同じ、「千」の字ね。
初対面の千歳にママが嬉しそうに言ったとき、少し寂しさを感じたことを覚えている。理由は覚えていないし、当時分かっていたとも思わない。けれど、寂しさの中枢だけが残って、いまだに私を置いてけぼりの迷子のような気持にさせる。
千歳の一家が引っ越してきたのは、ママがまるで駆け落ち同然に家を出たすぐ後のことだった。まだ慣れない土地にやってきた夫婦とまだ幼い千歳を、祖父母は新しい家族のように可愛がったらしい。その何年後かに生まれた孫の顔も見せに帰ってこない実の娘よりも、よほど家族らしい時を刻んだのだろう。

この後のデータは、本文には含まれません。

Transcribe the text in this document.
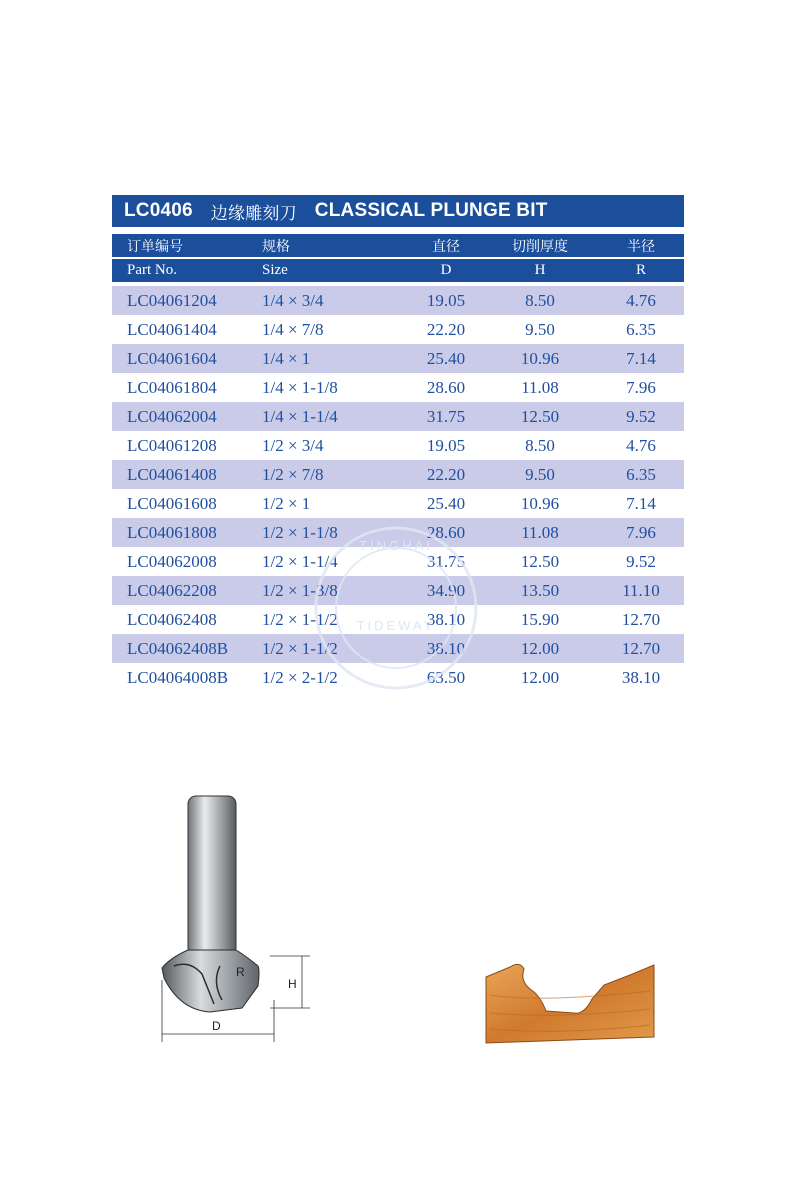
LC0406 边缘雕刻刀 CLASSICAL PLUNGE BIT
订单编号	规格	直径	切削厚度	半径
Part No.	Size	D	H	R
LC04061204	1/4 × 3/4	19.05	8.50	4.76
LC04061404	1/4 × 7/8	22.20	9.50	6.35
LC04061604	1/4 × 1	25.40	10.96	7.14
LC04061804	1/4 × 1-1/8	28.60	11.08	7.96
LC04062004	1/4 × 1-1/4	31.75	12.50	9.52
LC04061208	1/2 × 3/4	19.05	8.50	4.76
LC04061408	1/2 × 7/8	22.20	9.50	6.35
LC04061608	1/2 × 1	25.40	10.96	7.14
LC04061808	1/2 × 1-1/8	28.60	11.08	7.96
LC04062008	1/2 × 1-1/4	31.75	12.50	9.52
LC04062208	1/2 × 1-3/8	34.90	13.50	11.10
LC04062408	1/2 × 1-1/2	38.10	15.90	12.70
LC04062408B	1/2 × 1-1/2	38.10	12.00	12.70
LC04064008B	1/2 × 2-1/2	63.50	12.00	38.10
TINGHAI
TIDEWAY
R
H
D
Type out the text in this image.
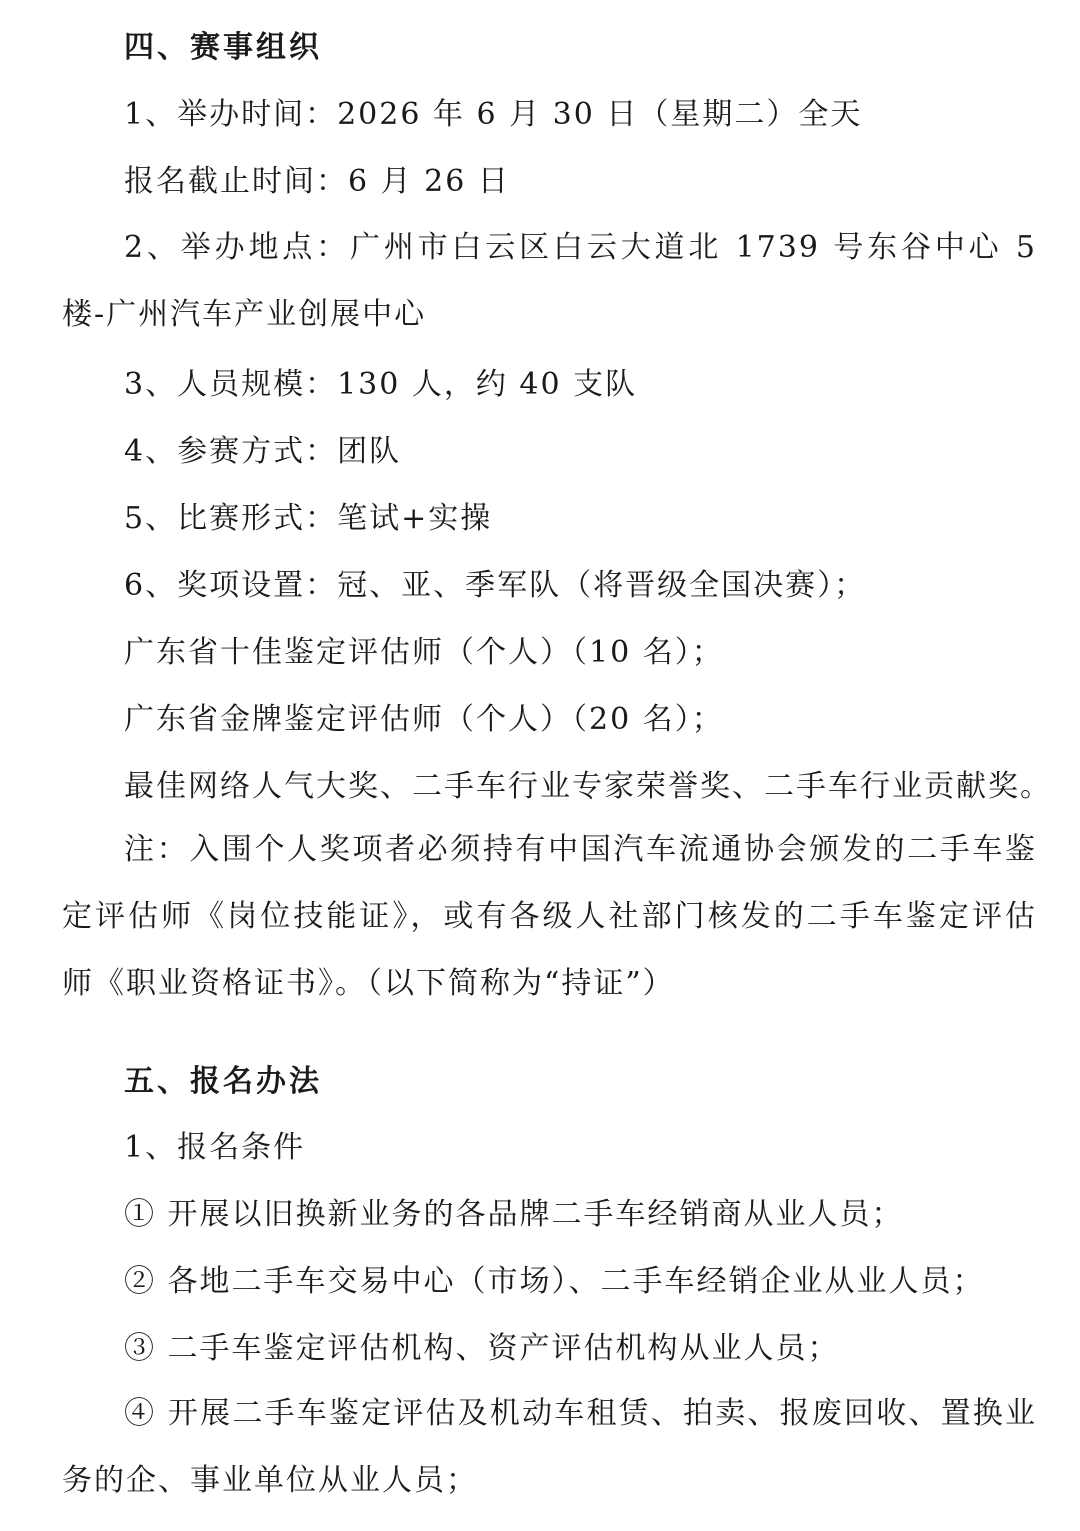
四、赛事组织
1、举办时间：2026 年 6 月 30 日（星期二）全天
报名截止时间：6 月 26 日
2、举办地点：广州市白云区白云大道北 1739 号东谷中心 5 楼-广州汽车产业创展中心
3、人员规模：130 人，约 40 支队
4、参赛方式：团队
5、比赛形式：笔试+实操
6、奖项设置：冠、亚、季军队（将晋级全国决赛）；
广东省十佳鉴定评估师（个人）（10 名）；
广东省金牌鉴定评估师（个人）（20 名）；
最佳网络人气大奖、二手车行业专家荣誉奖、二手车行业贡献奖。
注：入围个人奖项者必须持有中国汽车流通协会颁发的二手车鉴定评估师《岗位技能证》，或有各级人社部门核发的二手车鉴定评估师《职业资格证书》。（以下简称为“持证”）
五、报名办法
1、报名条件
① 开展以旧换新业务的各品牌二手车经销商从业人员；
② 各地二手车交易中心（市场）、二手车经销企业从业人员；
③ 二手车鉴定评估机构、资产评估机构从业人员；
④ 开展二手车鉴定评估及机动车租赁、拍卖、报废回收、置换业务的企、事业单位从业人员；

実家に帰ってからのママは、それまでの親不孝な人生を取り戻すかのように、まっとうに生活しようとしていた。近所の小さなスーパーで品物を並べたりレジを打ったりした。毎月買っていたあのファッション雑誌は、お弁当特集が幅を利かせる主婦の雑誌に取って代わられた。ママは償いきれたのだろうか。結局ママは早死にして「一番の親不孝」というものをしてしまった。私は時々思う。「まっとう」がママを殺してしまったのかもしれない、と。
明るく屈託のない人だったと千歳は言う。大人になり切れないママの淋しさを、千歳は光と解釈してまぶしげに見つめていた。
ママと千歳は同じ「千」の字を持ち、私とママは同じ「春」の字を持つ。けれど私と千歳の間には何も無い。
私たちは、ママを通してでしか、繋がることができない。